Give each group a full set of the "How" statements, cut into strips, along with some blank strips. Invite youth to imagine what would make a family truly healthy. Have them consider the "How" statements as possible answers. Their task is to put those terms in order either from most important to least important or from best to worst possible answers. For example, if a group thinks a rich family is a healthier family, they should put "how much money the family has" near the top of their pile. The three blank strips or cards give them a chance to add some new "How" statements that they think are important. Give the groups five minutes to complete the task.

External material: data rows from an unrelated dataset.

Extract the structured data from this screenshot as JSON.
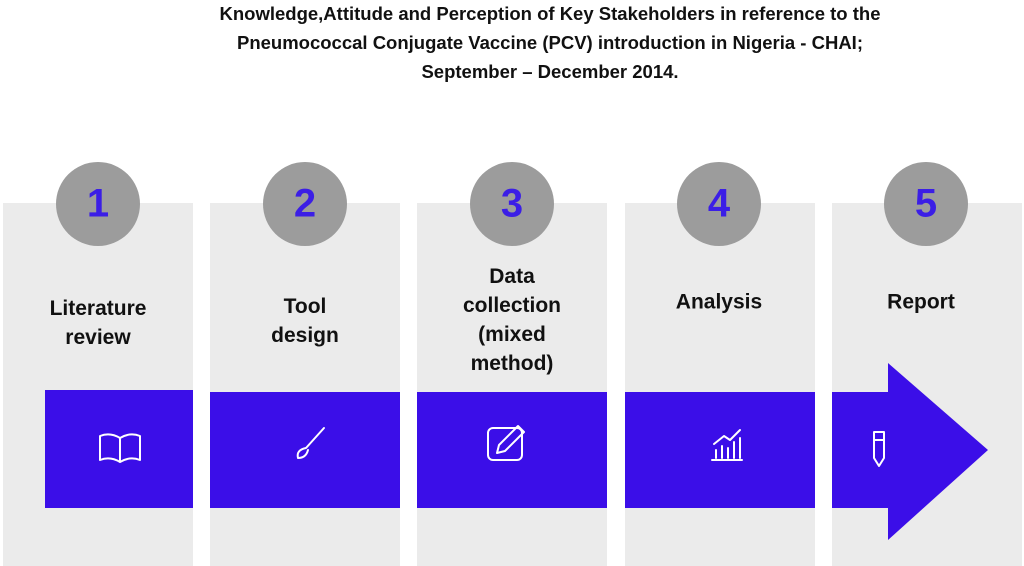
{
  "title_lines": [
    "Knowledge,Attitude and Perception of Key Stakeholders in reference to the",
    "Pneumococcal Conjugate Vaccine (PCV) introduction in Nigeria - CHAI;",
    "September – December 2014."
  ],
  "steps": [
    {
      "number": "1",
      "label_lines": [
        "Literature",
        "review"
      ]
    },
    {
      "number": "2",
      "label_lines": [
        "Tool",
        "design"
      ]
    },
    {
      "number": "3",
      "label_lines": [
        "Data",
        "collection",
        "(mixed",
        "method)"
      ]
    },
    {
      "number": "4",
      "label_lines": [
        "Analysis"
      ]
    },
    {
      "number": "5",
      "label_lines": [
        "Report"
      ]
    }
  ]
}
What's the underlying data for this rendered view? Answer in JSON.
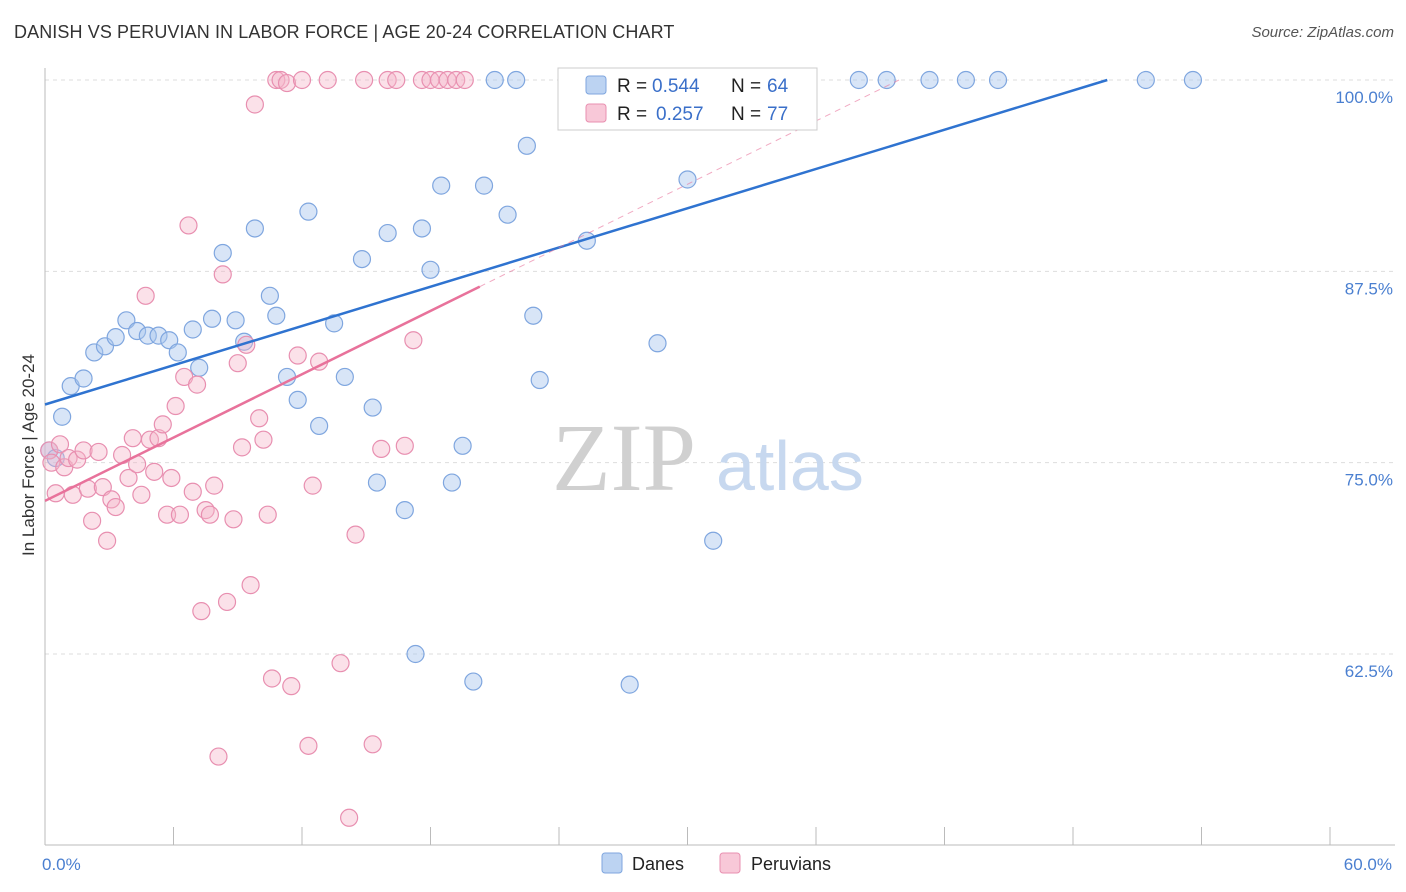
{
  "title": "DANISH VS PERUVIAN IN LABOR FORCE | AGE 20-24 CORRELATION CHART",
  "source": "Source: ZipAtlas.com",
  "watermark": {
    "part1": "ZIP",
    "part2": "atlas"
  },
  "chart_data": {
    "type": "scatter",
    "title": "DANISH VS PERUVIAN IN LABOR FORCE | AGE 20-24 CORRELATION CHART",
    "xlabel": "",
    "ylabel": "In Labor Force | Age 20-24",
    "xlim": [
      0,
      60
    ],
    "ylim": [
      50.5,
      101
    ],
    "x_tick_labels": [
      "0.0%",
      "60.0%"
    ],
    "y_ticks": [
      62.5,
      75.0,
      87.5,
      100.0
    ],
    "y_tick_labels": [
      "62.5%",
      "75.0%",
      "87.5%",
      "100.0%"
    ],
    "grid": true,
    "legend_position": "top-center",
    "colors": {
      "danes": "#a9c5ee",
      "danes_line": "#2f73d0",
      "peruvians": "#f5b3c8",
      "peruvians_line": "#e8729b"
    },
    "legend": [
      {
        "r_label": "R =",
        "r_value": "0.544",
        "n_label": "N =",
        "n_value": "64"
      },
      {
        "r_label": "R =",
        "r_value": "0.257",
        "n_label": "N =",
        "n_value": "77"
      }
    ],
    "series": [
      {
        "name": "Danes",
        "trend": {
          "x": [
            0,
            49.6
          ],
          "y": [
            78.8,
            100.0
          ]
        },
        "points": [
          [
            0.2,
            75.8
          ],
          [
            0.5,
            75.3
          ],
          [
            0.8,
            78.0
          ],
          [
            1.2,
            80.0
          ],
          [
            1.8,
            80.5
          ],
          [
            2.3,
            82.2
          ],
          [
            2.8,
            82.6
          ],
          [
            3.3,
            83.2
          ],
          [
            3.8,
            84.3
          ],
          [
            4.3,
            83.6
          ],
          [
            4.8,
            83.3
          ],
          [
            5.3,
            83.3
          ],
          [
            5.8,
            83.0
          ],
          [
            6.2,
            82.2
          ],
          [
            6.9,
            83.7
          ],
          [
            7.2,
            81.2
          ],
          [
            7.8,
            84.4
          ],
          [
            8.3,
            88.7
          ],
          [
            8.9,
            84.3
          ],
          [
            9.3,
            82.9
          ],
          [
            9.8,
            90.3
          ],
          [
            10.5,
            85.9
          ],
          [
            10.8,
            84.6
          ],
          [
            11.3,
            80.6
          ],
          [
            11.8,
            79.1
          ],
          [
            12.3,
            91.4
          ],
          [
            12.8,
            77.4
          ],
          [
            13.5,
            84.1
          ],
          [
            14.0,
            80.6
          ],
          [
            14.8,
            88.3
          ],
          [
            15.3,
            78.6
          ],
          [
            15.5,
            73.7
          ],
          [
            16.0,
            90.0
          ],
          [
            16.8,
            71.9
          ],
          [
            17.3,
            62.5
          ],
          [
            17.6,
            90.3
          ],
          [
            18.0,
            87.6
          ],
          [
            18.5,
            93.1
          ],
          [
            19.0,
            73.7
          ],
          [
            19.5,
            76.1
          ],
          [
            20.0,
            60.7
          ],
          [
            20.5,
            93.1
          ],
          [
            21.0,
            100.0
          ],
          [
            21.6,
            91.2
          ],
          [
            22.0,
            100.0
          ],
          [
            22.5,
            95.7
          ],
          [
            22.8,
            84.6
          ],
          [
            23.1,
            80.4
          ],
          [
            24.5,
            99.0
          ],
          [
            25.3,
            89.5
          ],
          [
            26.0,
            100.0
          ],
          [
            27.3,
            60.5
          ],
          [
            28.6,
            82.8
          ],
          [
            30.0,
            93.5
          ],
          [
            31.2,
            69.9
          ],
          [
            32.5,
            100.0
          ],
          [
            35.5,
            100.0
          ],
          [
            38.0,
            100.0
          ],
          [
            39.3,
            100.0
          ],
          [
            41.3,
            100.0
          ],
          [
            43.0,
            100.0
          ],
          [
            44.5,
            100.0
          ],
          [
            51.4,
            100.0
          ],
          [
            53.6,
            100.0
          ]
        ]
      },
      {
        "name": "Peruvians",
        "trend": {
          "x": [
            0,
            20.3
          ],
          "y": [
            72.5,
            86.5
          ]
        },
        "points": [
          [
            0.2,
            75.8
          ],
          [
            0.3,
            75.0
          ],
          [
            0.5,
            73.0
          ],
          [
            0.7,
            76.2
          ],
          [
            0.9,
            74.7
          ],
          [
            1.1,
            75.3
          ],
          [
            1.3,
            72.9
          ],
          [
            1.5,
            75.2
          ],
          [
            1.8,
            75.8
          ],
          [
            2.0,
            73.3
          ],
          [
            2.2,
            71.2
          ],
          [
            2.5,
            75.7
          ],
          [
            2.7,
            73.4
          ],
          [
            2.9,
            69.9
          ],
          [
            3.1,
            72.6
          ],
          [
            3.3,
            72.1
          ],
          [
            3.6,
            75.5
          ],
          [
            3.9,
            74.0
          ],
          [
            4.1,
            76.6
          ],
          [
            4.3,
            74.9
          ],
          [
            4.5,
            72.9
          ],
          [
            4.7,
            85.9
          ],
          [
            4.9,
            76.5
          ],
          [
            5.1,
            74.4
          ],
          [
            5.3,
            76.6
          ],
          [
            5.5,
            77.5
          ],
          [
            5.7,
            71.6
          ],
          [
            5.9,
            74.0
          ],
          [
            6.1,
            78.7
          ],
          [
            6.3,
            71.6
          ],
          [
            6.5,
            80.6
          ],
          [
            6.7,
            90.5
          ],
          [
            6.9,
            73.1
          ],
          [
            7.1,
            80.1
          ],
          [
            7.3,
            65.3
          ],
          [
            7.5,
            71.9
          ],
          [
            7.7,
            71.6
          ],
          [
            7.9,
            73.5
          ],
          [
            8.1,
            55.8
          ],
          [
            8.3,
            87.3
          ],
          [
            8.5,
            65.9
          ],
          [
            8.8,
            71.3
          ],
          [
            9.0,
            81.5
          ],
          [
            9.2,
            76.0
          ],
          [
            9.4,
            82.7
          ],
          [
            9.6,
            67.0
          ],
          [
            9.8,
            98.4
          ],
          [
            10.0,
            77.9
          ],
          [
            10.2,
            76.5
          ],
          [
            10.4,
            71.6
          ],
          [
            10.6,
            60.9
          ],
          [
            10.8,
            100.0
          ],
          [
            11.0,
            100.0
          ],
          [
            11.3,
            99.8
          ],
          [
            11.5,
            60.4
          ],
          [
            11.8,
            82.0
          ],
          [
            12.0,
            100.0
          ],
          [
            12.3,
            56.5
          ],
          [
            12.5,
            73.5
          ],
          [
            12.8,
            81.6
          ],
          [
            13.2,
            100.0
          ],
          [
            13.8,
            61.9
          ],
          [
            14.2,
            51.8
          ],
          [
            14.5,
            70.3
          ],
          [
            14.9,
            100.0
          ],
          [
            15.3,
            56.6
          ],
          [
            15.7,
            75.9
          ],
          [
            16.0,
            100.0
          ],
          [
            16.4,
            100.0
          ],
          [
            16.8,
            76.1
          ],
          [
            17.2,
            83.0
          ],
          [
            17.6,
            100.0
          ],
          [
            18.0,
            100.0
          ],
          [
            18.4,
            100.0
          ],
          [
            18.8,
            100.0
          ],
          [
            19.2,
            100.0
          ],
          [
            19.6,
            100.0
          ]
        ]
      }
    ]
  }
}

Here are the "How" statements for this activity:

  • How loving the family is
  • How often the family has meals together
  • How much money the family has
  • How much family members cheer each other on
  • How many interests family members have in common
  • How large the family is
  • How the family solves problems
  • How peaceful the family is
  • How the family compares to the national average
  • How much the family talks to each other
  • How nice a home the family has
  • How many friends the family has
  • How much the family wants to be together
  • How the family spends its time together
  • How religious the family is
  • How clean the family's home is
  • How welcoming the family is to others outside the family
  • How educated the family is
  • How much family members express affection for each other
  • How much time the family spends together
  • How many traditions or routines the family has

When the groups have completed the task, gather them together and facilitate discussion. Start by asking participants if they enjoyed the task. You may want to consider the following prompts:

  • Is it possible for a family to be good for some family members and not for others?
  • Are there any "absolutes" to what makes a family work?
  • What makes a family healthy?
  • Is a happy family necessarily a healthy family?
  • Are there any UU ideas that shape your ideas about what makes a healthy family?
  • How did this exercise challenge or reinforce your preconceptions about families?